A Tri-City native, Pasco High School graduate, and Brigham Young University alumnus, Travis joined Blodgett, Mickelsen & Adamson in 2010, where he specializes in helping businesses and individuals plan ahead to maximize tax benefits.
What are “qualified opportunity zones” and why should an investor be aware of them?
Qualified Opportunity Zones are geographic areas that have been designated as economically distressed and are eligible for tax benefits under the December 2017, Tax Cuts and Jobs Act. Taxpayers who realize capital gains can then choose to invest their realized capital gains into Qualified Opportunity Zone Funds that operate a trade or business in one of these zones. Investing in the zone allows a taxpayer to defer the tax on their capital gain until 2026, exclude a portion of their capital gain from tax altogether, and potentially escape all taxation on the appreciation in their new investment. We have three separate zones here in the Tri-Cities area, and several additional zones throughout the region. Overall, there are over 8,700 zones throughout the country.

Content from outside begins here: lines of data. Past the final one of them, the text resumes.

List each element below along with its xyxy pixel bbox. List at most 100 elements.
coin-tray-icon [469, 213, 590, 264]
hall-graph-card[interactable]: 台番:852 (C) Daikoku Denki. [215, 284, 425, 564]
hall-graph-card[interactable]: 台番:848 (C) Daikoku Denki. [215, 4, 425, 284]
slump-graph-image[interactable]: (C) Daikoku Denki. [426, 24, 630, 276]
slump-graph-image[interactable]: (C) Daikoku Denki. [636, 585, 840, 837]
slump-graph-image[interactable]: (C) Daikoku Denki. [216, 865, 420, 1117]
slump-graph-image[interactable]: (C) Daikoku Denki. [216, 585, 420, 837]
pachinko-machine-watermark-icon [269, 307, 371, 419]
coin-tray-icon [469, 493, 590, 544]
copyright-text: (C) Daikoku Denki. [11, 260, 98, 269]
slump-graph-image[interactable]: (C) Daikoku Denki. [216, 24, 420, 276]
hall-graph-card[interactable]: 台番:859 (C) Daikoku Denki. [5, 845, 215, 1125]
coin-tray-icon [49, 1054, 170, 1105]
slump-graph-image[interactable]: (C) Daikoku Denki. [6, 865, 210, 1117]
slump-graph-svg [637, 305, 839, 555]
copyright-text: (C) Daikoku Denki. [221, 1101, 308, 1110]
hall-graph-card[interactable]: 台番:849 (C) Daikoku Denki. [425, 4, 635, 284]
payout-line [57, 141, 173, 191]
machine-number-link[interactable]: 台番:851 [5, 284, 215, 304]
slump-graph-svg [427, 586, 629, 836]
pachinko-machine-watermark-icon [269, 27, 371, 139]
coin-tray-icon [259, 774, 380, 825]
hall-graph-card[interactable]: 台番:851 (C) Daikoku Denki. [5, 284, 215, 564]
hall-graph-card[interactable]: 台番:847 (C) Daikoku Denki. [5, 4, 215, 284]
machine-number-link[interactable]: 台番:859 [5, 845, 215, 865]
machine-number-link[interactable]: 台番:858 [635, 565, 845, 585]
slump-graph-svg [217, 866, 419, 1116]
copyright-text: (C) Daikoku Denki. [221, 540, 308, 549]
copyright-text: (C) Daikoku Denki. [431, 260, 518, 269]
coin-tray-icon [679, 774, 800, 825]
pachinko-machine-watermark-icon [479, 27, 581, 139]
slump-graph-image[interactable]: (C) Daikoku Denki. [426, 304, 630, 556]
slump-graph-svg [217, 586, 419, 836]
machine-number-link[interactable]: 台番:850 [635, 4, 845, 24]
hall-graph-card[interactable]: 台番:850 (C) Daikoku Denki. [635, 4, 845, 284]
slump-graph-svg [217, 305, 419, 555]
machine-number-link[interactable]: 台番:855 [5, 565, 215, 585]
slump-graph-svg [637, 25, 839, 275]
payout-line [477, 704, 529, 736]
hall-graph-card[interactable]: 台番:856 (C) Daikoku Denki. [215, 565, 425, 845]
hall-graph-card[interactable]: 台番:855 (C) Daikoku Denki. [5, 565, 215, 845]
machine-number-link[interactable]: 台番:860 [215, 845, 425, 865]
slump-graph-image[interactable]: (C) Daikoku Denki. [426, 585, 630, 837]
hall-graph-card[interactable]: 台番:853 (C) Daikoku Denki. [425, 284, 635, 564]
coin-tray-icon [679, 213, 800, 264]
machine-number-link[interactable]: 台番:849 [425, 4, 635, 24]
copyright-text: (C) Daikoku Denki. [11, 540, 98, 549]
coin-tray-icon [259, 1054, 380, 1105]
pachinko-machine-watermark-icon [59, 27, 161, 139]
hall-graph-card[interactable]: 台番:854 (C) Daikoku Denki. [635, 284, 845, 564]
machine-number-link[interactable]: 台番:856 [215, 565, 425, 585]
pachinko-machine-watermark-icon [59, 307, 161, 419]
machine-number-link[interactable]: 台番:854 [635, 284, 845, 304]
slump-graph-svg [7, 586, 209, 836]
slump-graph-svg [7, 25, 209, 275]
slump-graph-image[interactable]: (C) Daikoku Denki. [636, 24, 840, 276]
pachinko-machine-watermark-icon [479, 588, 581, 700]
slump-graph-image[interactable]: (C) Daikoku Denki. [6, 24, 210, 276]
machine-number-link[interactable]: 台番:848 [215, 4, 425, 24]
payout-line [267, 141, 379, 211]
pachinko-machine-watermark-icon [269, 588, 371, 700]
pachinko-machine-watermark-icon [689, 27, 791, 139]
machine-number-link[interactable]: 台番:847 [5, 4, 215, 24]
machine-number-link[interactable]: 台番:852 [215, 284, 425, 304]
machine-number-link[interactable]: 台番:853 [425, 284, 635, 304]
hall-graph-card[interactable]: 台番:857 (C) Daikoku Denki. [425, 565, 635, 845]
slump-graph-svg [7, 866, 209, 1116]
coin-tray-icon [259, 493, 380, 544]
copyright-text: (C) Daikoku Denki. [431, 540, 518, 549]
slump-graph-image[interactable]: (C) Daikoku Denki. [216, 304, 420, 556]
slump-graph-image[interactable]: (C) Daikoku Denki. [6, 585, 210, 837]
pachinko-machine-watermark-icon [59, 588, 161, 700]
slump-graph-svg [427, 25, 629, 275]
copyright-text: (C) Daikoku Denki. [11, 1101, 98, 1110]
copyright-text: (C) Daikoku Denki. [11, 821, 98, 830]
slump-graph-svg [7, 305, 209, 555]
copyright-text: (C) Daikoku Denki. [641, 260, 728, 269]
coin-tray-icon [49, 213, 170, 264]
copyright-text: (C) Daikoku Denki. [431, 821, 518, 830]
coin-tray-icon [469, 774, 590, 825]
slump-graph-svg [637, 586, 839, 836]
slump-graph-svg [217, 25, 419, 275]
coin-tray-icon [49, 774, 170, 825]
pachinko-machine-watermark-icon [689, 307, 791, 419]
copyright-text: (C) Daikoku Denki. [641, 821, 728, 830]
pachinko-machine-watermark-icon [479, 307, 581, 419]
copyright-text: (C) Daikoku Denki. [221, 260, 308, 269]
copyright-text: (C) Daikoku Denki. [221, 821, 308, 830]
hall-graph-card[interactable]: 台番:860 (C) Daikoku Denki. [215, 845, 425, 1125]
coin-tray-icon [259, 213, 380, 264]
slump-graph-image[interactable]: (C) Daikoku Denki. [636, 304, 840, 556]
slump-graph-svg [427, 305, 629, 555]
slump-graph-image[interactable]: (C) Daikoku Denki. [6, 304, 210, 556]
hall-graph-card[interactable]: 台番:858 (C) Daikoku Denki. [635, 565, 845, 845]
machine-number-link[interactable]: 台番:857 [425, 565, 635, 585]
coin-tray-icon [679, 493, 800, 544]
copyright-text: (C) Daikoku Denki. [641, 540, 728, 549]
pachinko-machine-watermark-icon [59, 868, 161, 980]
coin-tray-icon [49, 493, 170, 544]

Have investors been doing these deals in our area?
I mentioned that the law was passed, with the rest of the Tax Cuts and Jobs Act, in late 2017. While this is true, the geographic zones weren’t finalized until the summer of 2018, and the language in the new law left a lot to be clarified. The IRS has released multiple rounds of guidance on this new tax benefit, so we are beginning to see more activity as the ability of investors to assess the risks and benefits of investing in a Qualified Opportunity Zone has increased.

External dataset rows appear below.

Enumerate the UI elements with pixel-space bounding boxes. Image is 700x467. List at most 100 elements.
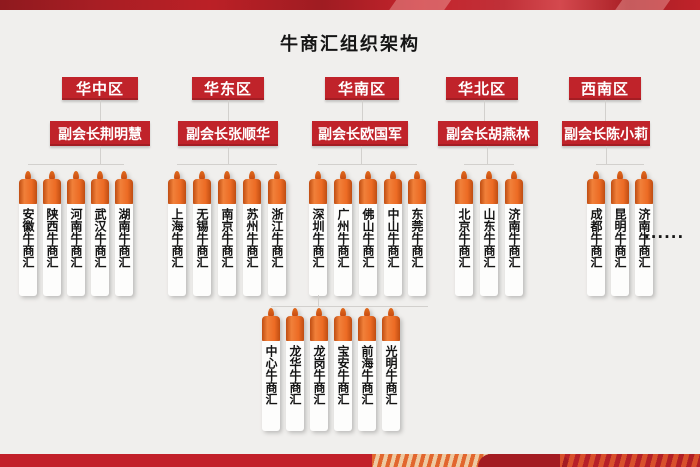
banner-head: [359, 179, 377, 204]
banner-head: [384, 179, 402, 204]
branch-banner-wuxi: 无锡牛商汇: [193, 171, 211, 296]
region-box-xinan: 西南区: [569, 77, 641, 100]
banner-head: [67, 179, 85, 204]
branch-label: 中心牛商汇: [264, 345, 278, 405]
connector-line: [100, 100, 101, 121]
banner-body: 成都牛商汇: [587, 204, 605, 296]
branch-label: 前海牛商汇: [360, 345, 374, 405]
banner-flame-icon: [365, 171, 371, 180]
banner-flame-icon: [49, 171, 55, 180]
banner-flame-icon: [268, 308, 274, 317]
region-label: 华南区: [337, 80, 386, 98]
branch-label: 东莞牛商汇: [410, 208, 424, 268]
branch-banner-zhongxin: 中心牛商汇: [262, 308, 280, 431]
branch-banner-baoan: 宝安牛商汇: [334, 308, 352, 431]
branch-banner-chengdu: 成都牛商汇: [587, 171, 605, 296]
banner-head: [310, 316, 328, 341]
page-title: 牛商汇组织架构: [280, 34, 420, 55]
connector-line: [596, 164, 644, 165]
branch-label: 佛山牛商汇: [361, 208, 375, 268]
banner-head: [635, 179, 653, 204]
banner-body: 河南牛商汇: [67, 204, 85, 296]
bottom-bar-stripes: [560, 454, 700, 467]
branch-label: 光明牛商汇: [384, 345, 398, 405]
banner-head: [358, 316, 376, 341]
vp-label: 副会长陈小莉: [564, 126, 648, 143]
branch-label: 北京牛商汇: [457, 208, 471, 268]
branch-banner-jinan: 济南牛商汇: [505, 171, 523, 296]
banner-body: 山东牛商汇: [480, 204, 498, 296]
banner-body: 北京牛商汇: [455, 204, 473, 296]
branch-label: 龙岗牛商汇: [312, 345, 326, 405]
banner-head: [334, 316, 352, 341]
branch-label: 中山牛商汇: [386, 208, 400, 268]
branch-banner-hunan: 湖南牛商汇: [115, 171, 133, 296]
banner-body: 武汉牛商汇: [91, 204, 109, 296]
branch-banner-anhui: 安徽牛商汇: [19, 171, 37, 296]
branch-banner-henan: 河南牛商汇: [67, 171, 85, 296]
branch-banner-guangming: 光明牛商汇: [382, 308, 400, 431]
connector-line: [487, 146, 488, 164]
banner-flame-icon: [274, 171, 280, 180]
banner-head: [587, 179, 605, 204]
region-label: 华北区: [457, 80, 506, 98]
connector-line: [228, 100, 229, 121]
banner-body: 龙岗牛商汇: [310, 341, 328, 431]
branch-label: 广州牛商汇: [336, 208, 350, 268]
banner-flame-icon: [73, 171, 79, 180]
connector-line: [100, 146, 101, 164]
banner-body: 中心牛商汇: [262, 341, 280, 431]
banner-head: [243, 179, 261, 204]
banner-flame-icon: [340, 171, 346, 180]
branch-label: 宝安牛商汇: [336, 345, 350, 405]
branch-label: 龙华牛商汇: [288, 345, 302, 405]
branch-label: 武汉牛商汇: [93, 208, 107, 268]
banner-head: [91, 179, 109, 204]
connector-line: [28, 164, 124, 165]
banner-body: 龙华牛商汇: [286, 341, 304, 431]
region-box-huadong: 华东区: [192, 77, 264, 100]
connector-line: [605, 100, 606, 121]
banner-flame-icon: [617, 171, 623, 180]
banner-body: 南京牛商汇: [218, 204, 236, 296]
banner-flame-icon: [593, 171, 599, 180]
banner-body: 湖南牛商汇: [115, 204, 133, 296]
banner-flame-icon: [249, 171, 255, 180]
banner-flame-icon: [121, 171, 127, 180]
branch-banner-shandong: 山东牛商汇: [480, 171, 498, 296]
branch-banner-guangzhou: 广州牛商汇: [334, 171, 352, 296]
vp-label: 副会长欧国军: [318, 126, 402, 143]
banner-head: [382, 316, 400, 341]
branch-banner-longhua: 龙华牛商汇: [286, 308, 304, 431]
vp-label: 副会长张顺华: [186, 126, 270, 143]
vp-box-xinan: 副会长陈小莉: [562, 121, 650, 146]
banner-body: 深圳牛商汇: [309, 204, 327, 296]
region-box-huazhong: 华中区: [62, 77, 138, 100]
branch-banner-zhejiang: 浙江牛商汇: [268, 171, 286, 296]
connector-line: [606, 146, 607, 164]
banner-head: [268, 179, 286, 204]
banner-flame-icon: [292, 308, 298, 317]
banner-flame-icon: [414, 171, 420, 180]
connector-line: [177, 164, 277, 165]
region-box-huabei: 华北区: [446, 77, 518, 100]
bottom-bar-arc: [478, 454, 570, 467]
branch-banner-zhongshan: 中山牛商汇: [384, 171, 402, 296]
region-label: 华东区: [203, 80, 252, 98]
banner-flame-icon: [390, 171, 396, 180]
branch-banner-suzhou: 苏州牛商汇: [243, 171, 261, 296]
banner-flame-icon: [340, 308, 346, 317]
banner-flame-icon: [316, 308, 322, 317]
branch-label: 济南牛商汇: [507, 208, 521, 268]
banner-flame-icon: [511, 171, 517, 180]
vp-box-huanan: 副会长欧国军: [312, 121, 408, 146]
vp-box-huabei: 副会长胡燕林: [438, 121, 538, 146]
branch-label: 安徽牛商汇: [21, 208, 35, 268]
banner-body: 前海牛商汇: [358, 341, 376, 431]
branch-label: 济南牛商汇: [637, 208, 651, 268]
branch-label: 河南牛商汇: [69, 208, 83, 268]
branch-banner-longgang: 龙岗牛商汇: [310, 308, 328, 431]
connector-line: [318, 164, 417, 165]
banner-body: 东莞牛商汇: [408, 204, 426, 296]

What type of investors do these deals make most sense for?
The great thing about this new legislation is that it can provide tax savings for so many taxpayers. You don’t need to live in or even near a Qualified Opportunity Zone to participate. The type of capital gain you originally realize, and that subsequently gets invested into a zone, isn’t restricted to real estate gains or any one type of capital gain. This works great for retiring business owners, property owners looking to diversify, or even holders of highly appreciated stock. This kind of tax deferral and potential tax exclusion hasn’t been available for many of these types of gains in the past.

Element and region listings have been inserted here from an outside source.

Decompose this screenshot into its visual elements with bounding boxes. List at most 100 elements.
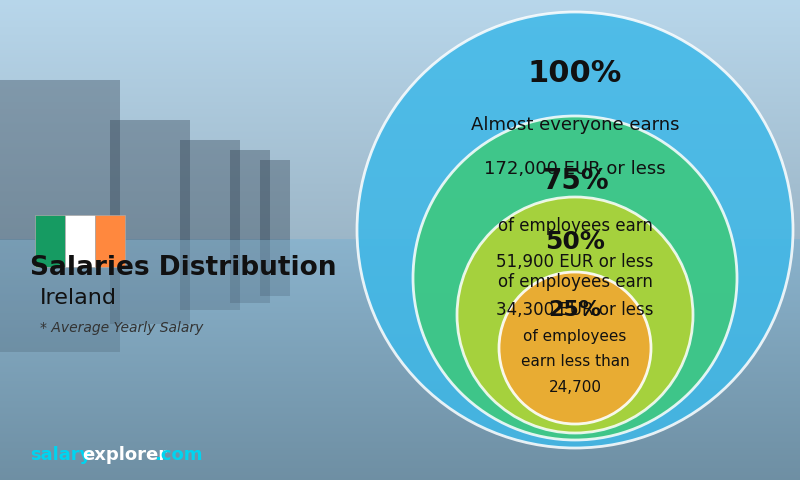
Bar [0, 125, 800, 126]
Bar [0, 241, 800, 242]
Bar [0, 435, 800, 436]
Bar [0, 271, 800, 272]
Bar [0, 29, 800, 30]
Bar [0, 402, 800, 403]
Text: of employees earn: of employees earn [498, 217, 653, 235]
Bar [0, 70, 800, 71]
Bar [0, 175, 800, 176]
Bar [0, 371, 800, 372]
Bar [0, 395, 800, 396]
Bar [0, 232, 800, 233]
Bar [0, 85, 800, 86]
Bar [0, 31, 800, 32]
Bar [0, 102, 800, 103]
Bar [0, 292, 800, 293]
Bar [0, 262, 800, 263]
Bar [0, 382, 800, 383]
Bar [0, 451, 800, 452]
Bar [0, 425, 800, 426]
Bar [0, 253, 800, 254]
Bar [0, 393, 800, 394]
Bar [0, 3, 800, 4]
Bar [0, 450, 800, 451]
Bar [0, 80, 120, 240]
Text: of employees: of employees [523, 329, 626, 344]
Bar [0, 100, 800, 101]
Bar [0, 445, 800, 446]
Bar [0, 127, 800, 128]
Bar [0, 86, 800, 87]
Text: earn less than: earn less than [521, 354, 630, 369]
Bar [0, 218, 800, 219]
Bar [0, 41, 800, 42]
Bar [0, 231, 800, 232]
Bar [0, 203, 800, 204]
Bar [0, 369, 800, 370]
Bar [0, 260, 800, 261]
Bar [0, 136, 800, 137]
Bar [0, 374, 800, 375]
Bar [0, 140, 800, 141]
Bar [0, 194, 800, 195]
Bar [0, 433, 800, 434]
Bar [180, 140, 240, 240]
Bar [0, 58, 800, 59]
Bar [0, 56, 800, 57]
Bar [0, 22, 800, 23]
Bar [0, 243, 800, 244]
Bar [0, 28, 800, 29]
Bar [0, 161, 800, 162]
Bar [0, 319, 800, 320]
Bar [0, 258, 800, 259]
Bar [0, 339, 800, 340]
Bar [0, 288, 800, 289]
Bar [0, 441, 800, 442]
Text: 172,000 EUR or less: 172,000 EUR or less [484, 160, 666, 178]
Bar [0, 392, 800, 393]
Bar [0, 60, 800, 61]
Bar [0, 191, 800, 192]
Bar [0, 387, 800, 388]
Bar [0, 75, 800, 76]
Bar [0, 121, 800, 122]
Bar [0, 423, 800, 424]
Text: 34,300 EUR or less: 34,300 EUR or less [496, 301, 654, 319]
Bar [0, 207, 800, 208]
Bar [0, 396, 800, 397]
Bar [0, 130, 800, 131]
Bar [0, 50, 800, 51]
Bar [0, 477, 800, 478]
Bar [0, 66, 800, 67]
Bar [0, 72, 800, 73]
Bar [0, 211, 800, 212]
Bar [0, 302, 800, 303]
Bar [0, 385, 800, 386]
Bar [0, 348, 800, 349]
Bar [0, 233, 800, 234]
Bar [0, 132, 800, 133]
Bar [0, 410, 800, 411]
Bar [0, 296, 800, 297]
Bar [0, 278, 800, 279]
Bar [0, 266, 800, 267]
Bar [0, 199, 800, 200]
Circle shape [357, 12, 793, 448]
Bar [0, 44, 800, 45]
Bar [0, 351, 800, 352]
Circle shape [499, 272, 651, 424]
Bar [0, 313, 800, 314]
Bar [0, 345, 800, 346]
Bar [0, 113, 800, 114]
Bar [65, 215, 95, 267]
Bar [0, 277, 800, 278]
Bar [0, 457, 800, 458]
Bar [0, 147, 800, 148]
Bar [0, 247, 800, 248]
Bar [0, 309, 800, 310]
Bar [0, 285, 800, 286]
Bar [0, 305, 800, 306]
Bar [0, 381, 800, 382]
Bar [0, 104, 800, 105]
Bar [0, 272, 800, 273]
Bar [0, 139, 800, 140]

Have there been pitfalls or learning opportunities for those who have used this strategy?
There are a lot of things to watch out for. The rules that have been released are nuanced, and are not always intuitive. The types of investments taxpayers can make into a zone that qualify for the benefits are where most potential investors get tripped up.
What do you foresee in the future for this legislation? Do you have any words of advice for someone interested in it?
I think the IRS will continue to provide some guidance in the short-term. It feels like we’re 85% of the way there on the current rules. I hope we will see an expansion of the program so that it can be available on an ongoing basis, similar to the deferral options available to taxpayers under the IRC 1031 like-kind exchange rules. I would recommend that any potential investor in a Qualified Opportunity Zone Fund develop a relationship with a professional advisor who can step in to let them know when an idea like this makes sense. And because this is new legislation, I think it is especially important for potential investors to maintain relationships with professionals who understand the new laws and who monitor new developments.